Frederic Thesiger studied at the elite Eton public school.
Beginnings
Young Frederic was drawn to a career in arms. He could not obtain a post in the very prestigious regiment of the Grenadier Guards, but was able to enter (in 1844) in the Rifle Brigade
In 1845 he was stationed with the Rifle Brigade in Halifax, Nova Scotia. He then has the possibility of buying his transfer as an ensign in the Grenadier Guards; he was lieutenant in November 1845, and captain in 1850.
Thesiger was then appointed aide-de-camp to the Lord Lieutenant of Ireland, Lord Eglinton (1852), then aide-de-camp to the Commander-in-Chief in Ireland, Sir Edward Blakeney, from 1853 to 1854.
Maturity
Crimean War
In May 1855, Thesiger left for the Crimea; he first served with his battalion, then was appointed (in July 1855) aide-de-camp to the commander of the 2nd Division, Lieutenant-General Markham.
In November 1855, he was appointed deputy assistant quartermaster general (second quartermaster) of the general staff.
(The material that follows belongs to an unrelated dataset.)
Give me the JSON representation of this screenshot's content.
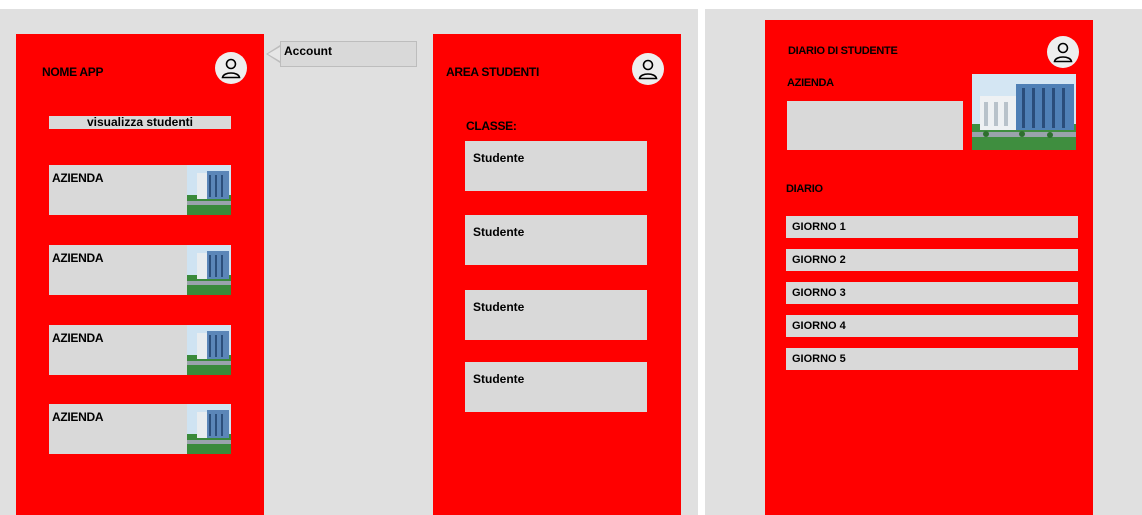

He was then promoted to the rank of Brevet Major, was MiD (Mentioned in Despatches), he was also decorated with the Turkish Order of Medjidie (5th class), and received the British, Turkish and Italian Crimean medals.
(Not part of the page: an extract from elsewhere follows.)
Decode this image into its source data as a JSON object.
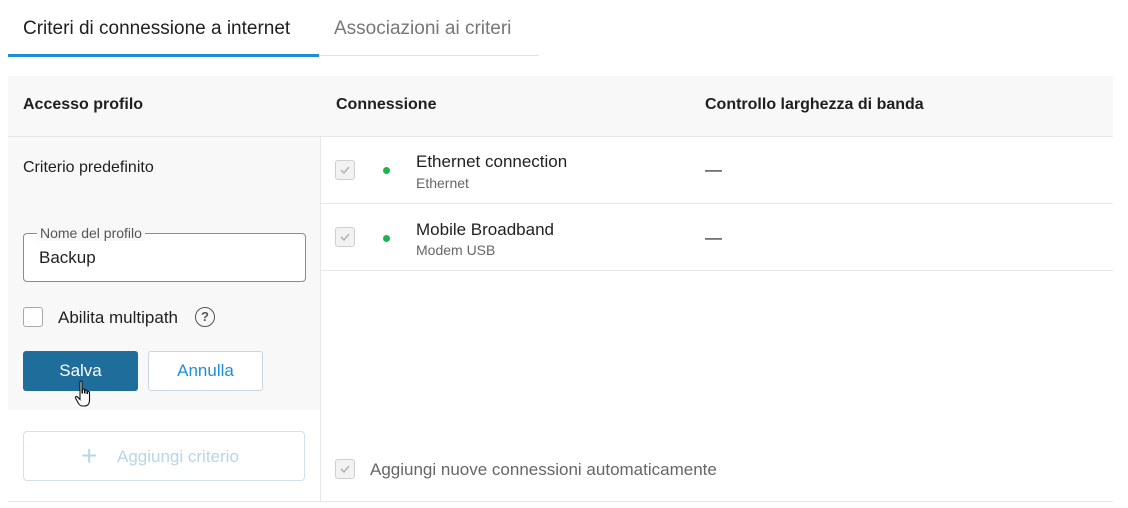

In 1857 Frederic Thesiger was promoted to captain and then lieutenant-colonel.
In India and Ethiopia
In 1858 he was transferred (with the same rank) to the "95th Infantry Regiment (Derbyshire)"; he participates in the end of the repression of the Revolt of the sepoys, and is again MiD (mentioned in the dispatches).
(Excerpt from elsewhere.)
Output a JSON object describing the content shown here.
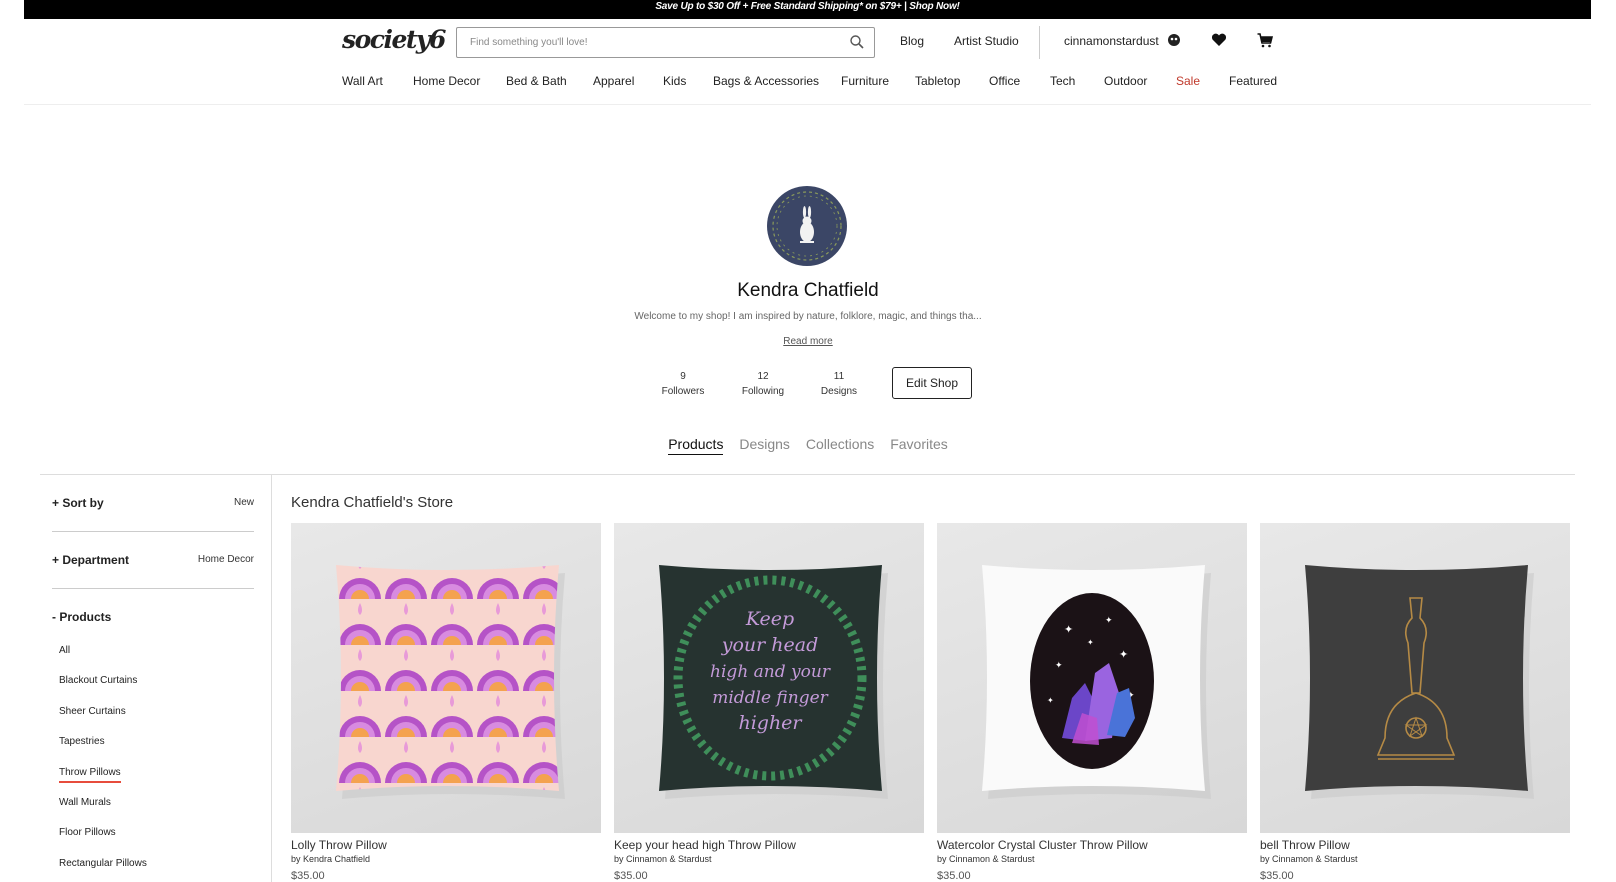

From 1861 to 1862 Thesiger was deputy adjutant general (second administrator) in Bombay. In 1863 he was promoted to the rank of colonel.
He was again deputy adjutant general during the British Ethiopian Expedition (1868), after which he was made a Companion of the Order of the Bath and Queen Victoria's aide-de-camp (1868). /P>
He was then adjutant general (senior officer of the administration of the armies) in Southeast Asia from 1869 to 1874.
Return to England
In 1874 Thesiger returned as colonel to Shorncliffe (Kent), then to Aldershot. He was appointed brigadier-general, then major-general in 1877.
In South Africa
In February 1877 Thesiger was appointed commander of the British forces in South Africa, with the rank of lieutenant-general. In October 1878 his father died and he succeeded him as "2nd Baron Chelmsford".
The 9th of the Xhosa Wars
In July 1878 Thesiger won, with a small force, the 9th and last of the Xhosa Wars; he was appointed KCB (Knight of the Order of the Bath) in November 1878.
The Anglo-Zulu War
On January 11, 1879 Thesiger invaded (on the order of the high commissioner in South Africa, Sir Henry Bartle Frere, who did not wait for the approval of the British government) the kingdom of Zululand. The sequence of events leading up to the invasion is complex.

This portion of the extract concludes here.